Alexander Acosta
Rene Alexander Acosta is an American attorney and politician. He served as the 27th United States Secretary of Labor from 2017 to 2019. He resigned on July 19 and was replaced by Eugene Scalia. Acosta served in four presidentially appointed, U.S. Senate-confirmed positions in the George W. Bush administration.
About Alexander Acosta in brief
Rene Alexander Acosta is an American attorney and politician. He served as the 27th United States Secretary of Labor from 2017 to 2019. In 2007–2008, as U.S. attorney, Acosta approved a plea deal that allowed child-trafficking ring-leader Jeffrey Epstein to plead guilty to a single state charge of solicitation. He resigned on July 19 and was replaced by Eugene Scalia. Acosta served in four presidentially appointed, U. S. Senate-confirmed positions in the George W. Bush administration. He was the first Hispanic to serve as Assistant Attorney General for the Civil Rights Division. In 2005, he prosecuted the lobbyist Jackoff Abramoff, the terrorism suspect José Padilla, and Charles McArther Emmanuel, the son of the former leader of Liberia. Other notable cases include the corruption commissioner of Palm Beach County, Tony Masilotti, and the former chairman of the Warren County Commission, Tony Warren. He is a former dean of Florida International University College of Law. He received a Bachelor of Arts degree in economics from Harvard College in 1990, and received a Juris Doctor degree cum laude from Harvard Law School 1994. Acosta was a member of the Board of Trustees of Gulliver Schools, where he served a past term as board chairman. He is the first member of his family to graduate from college, and he is the only son of Cuban refugees. He also served as a law clerk to Samuel Alito, then a judge on the United States Court of Appeals for the Third Circuit, from 1994 to 1995.
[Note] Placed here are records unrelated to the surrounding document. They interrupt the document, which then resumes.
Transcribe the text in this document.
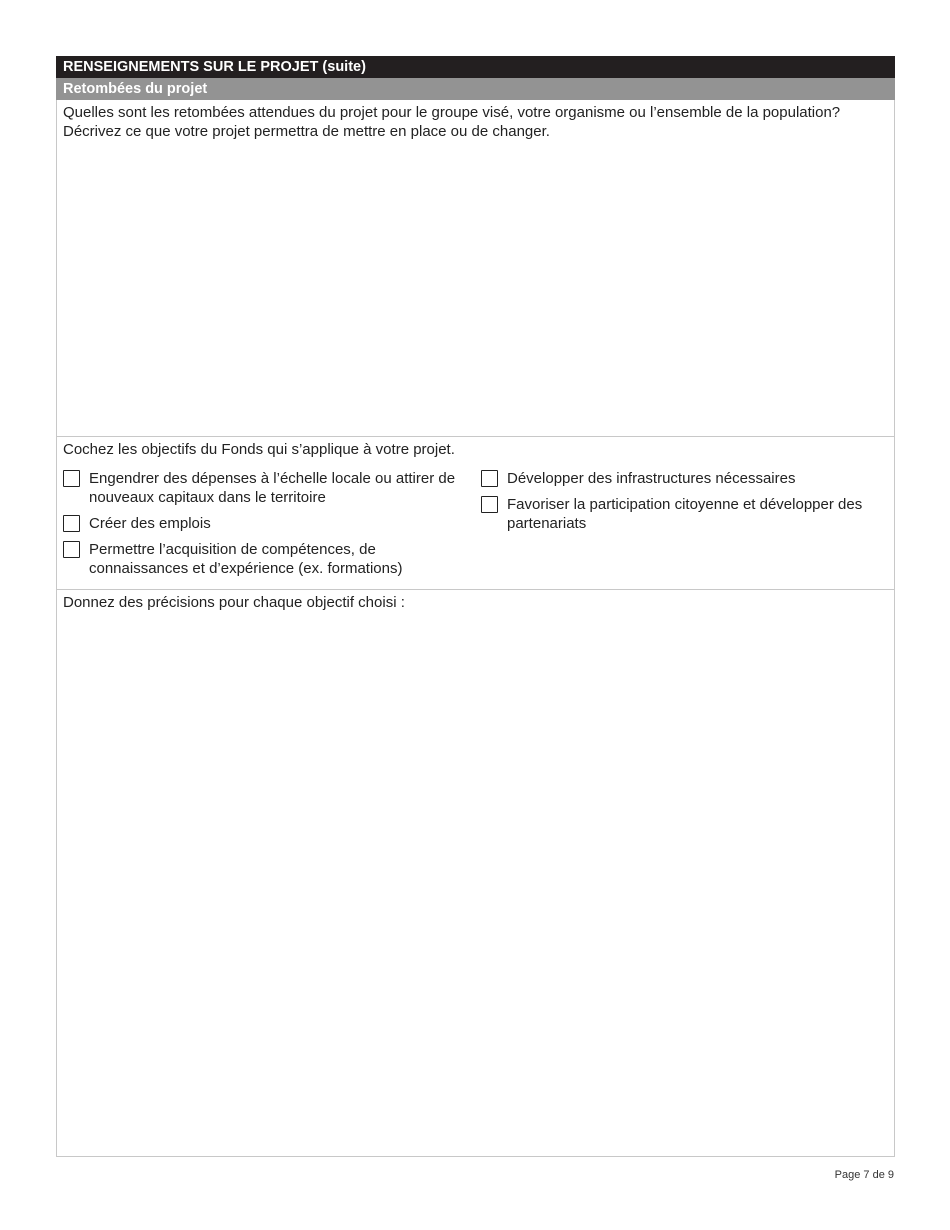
RENSEIGNEMENTS SUR LE PROJET (suite)
Retombées du projet

Quelles sont les retombées attendues du projet pour le groupe visé, votre organisme ou l’ensemble de la population?

Décrivez ce que votre projet permettra de mettre en place ou de changer.

Cochez les objectifs du Fonds qui s’applique à votre projet.
Engendrer des dépenses à l’échelle locale ou attirer de nouveaux capitaux dans le territoire
Créer des emplois
Permettre l’acquisition de compétences, de connaissances et d’expérience (ex. formations)
Développer des infrastructures nécessaires
Favoriser la participation citoyenne et développer des partenariats
Donnez des précisions pour chaque objectif choisi :
Page 7 de 9
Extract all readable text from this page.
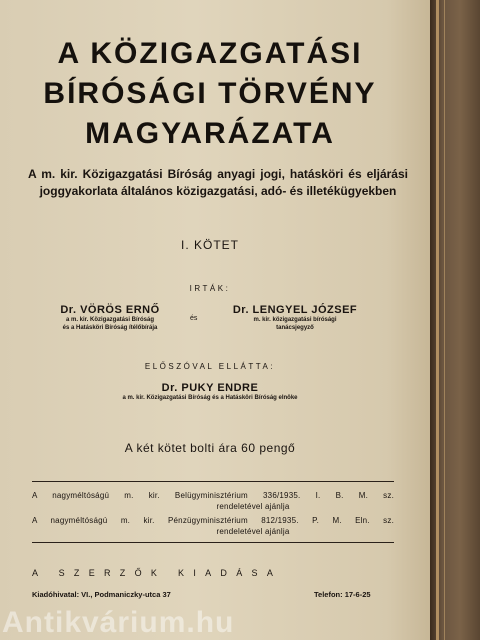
A KÖZIGAZGATÁSI
BÍRÓSÁGI TÖRVÉNY
MAGYARÁZATA
A m. kir. Közigazgatási Bíróság anyagi jogi, hatásköri és eljárási joggyakorlata általános közigazgatási, adó- és illetékügyekben
I. KÖTET
IRTÁK:
Dr. VÖRÖS ERNŐ
a m. kir. Közigazgatási Bíróság
és a Hatásköri Bíróság ítélőbírája
és
Dr. LENGYEL JÓZSEF
m. kir. közigazgatási bírósági
tanácsjegyző
ELŐSZÓVAL ELLÁTTA:
Dr. PUKY ENDRE
a m. kir. Közigazgatási Bíróság és a Hatásköri Bíróság elnöke
A két kötet bolti ára 60 pengő
A nagyméltóságú m. kir. Belügyminisztérium 336/1935. I. B. M. sz.
rendeletével ajánlja
A nagyméltóságú m. kir. Pénzügyminisztérium 812/1935. P. M. Eln. sz.
rendeletével ajánlja
A SZERZŐK KIADÁSA
Kiadóhivatal: VI., Podmaniczky-utca 37	Telefon: 17-6-25
Antikvárium.hu
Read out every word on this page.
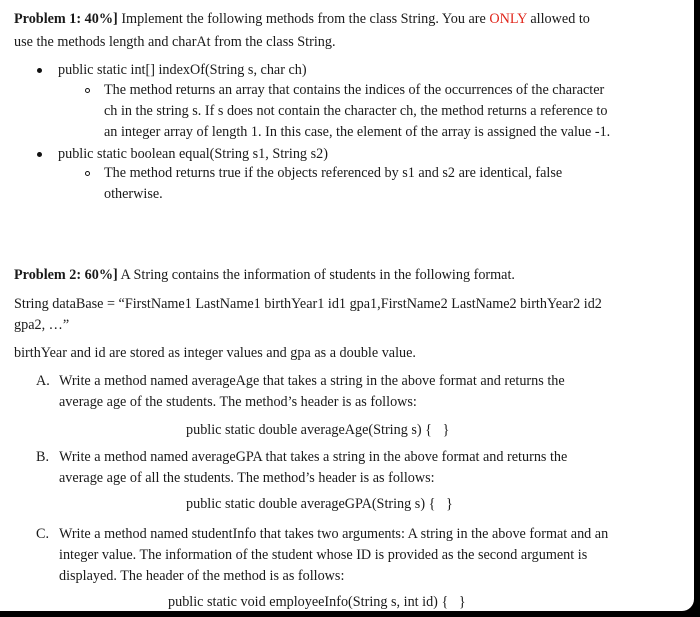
Problem 1: 40%] Implement the following methods from the class String. You are ONLY allowed to
use the methods length and charAt from the class String.
public static int[] indexOf(String s, char ch)
The method returns an array that contains the indices of the occurrences of the character
ch in the string s. If s does not contain the character ch, the method returns a reference to
an integer array of length 1. In this case, the element of the array is assigned the value -1.
public static boolean equal(String s1, String s2)
The method returns true if the objects referenced by s1 and s2 are identical, false
otherwise.
Problem 2: 60%] A String contains the information of students in the following format.
String dataBase = “FirstName1 LastName1 birthYear1 id1 gpa1,FirstName2 LastName2 birthYear2 id2
gpa2, …”
birthYear and id are stored as integer values and gpa as a double value.
A. Write a method named averageAge that takes a string in the above format and returns the
average age of the students. The method’s header is as follows:
public static double averageAge(String s) {   }
B. Write a method named averageGPA that takes a string in the above format and returns the
average age of all the students. The method’s header is as follows:
public static double averageGPA(String s) {   }
C. Write a method named studentInfo that takes two arguments: A string in the above format and an
integer value. The information of the student whose ID is provided as the second argument is
displayed. The header of the method is as follows:
public static void employeeInfo(String s, int id) {   }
He taught classes on employment law, disability-based discrimination law, and civil rights law at the George Mason University School of Law in Washington, D. C. While in D.C., Acosta became the new chairman of U. s. Century Bank, the largest domestically owned Hispanic community bank in Florida and one of the 15 largest Hispanic community banks in the nation. In December 2013, he was a board member for the Florida State Board of Education. He has served on the National Labor Relations Board for which he participated in or authored more than 125 opinions, and on the Florida Board of Regents for the University of Florida. He worked with Mississippi authorities to reopen the investigation of the 1955 death of Emmett Till, a 14-year-old black youth whose abduction and killing helped spark the civil rights movement. His office successfully prosecuted the founder of the Cali Cartel, Jack Abramoff. In July 2015, he became the head of the Florida Department of Law Enforcement’s Division of Criminal Justice. He previously served as an assistant attorney general for the Southern District of Florida, and later as the U. S. Attorney for Florida. His tenure as attorney for Florida included the prosecution of several white collar crime cases, including one against Swiss bank UBS, which provided the first time in history in paying fines, and for the first. time in the UBS case, the names of individuals using secret bank accounts to avoid UBS taxes.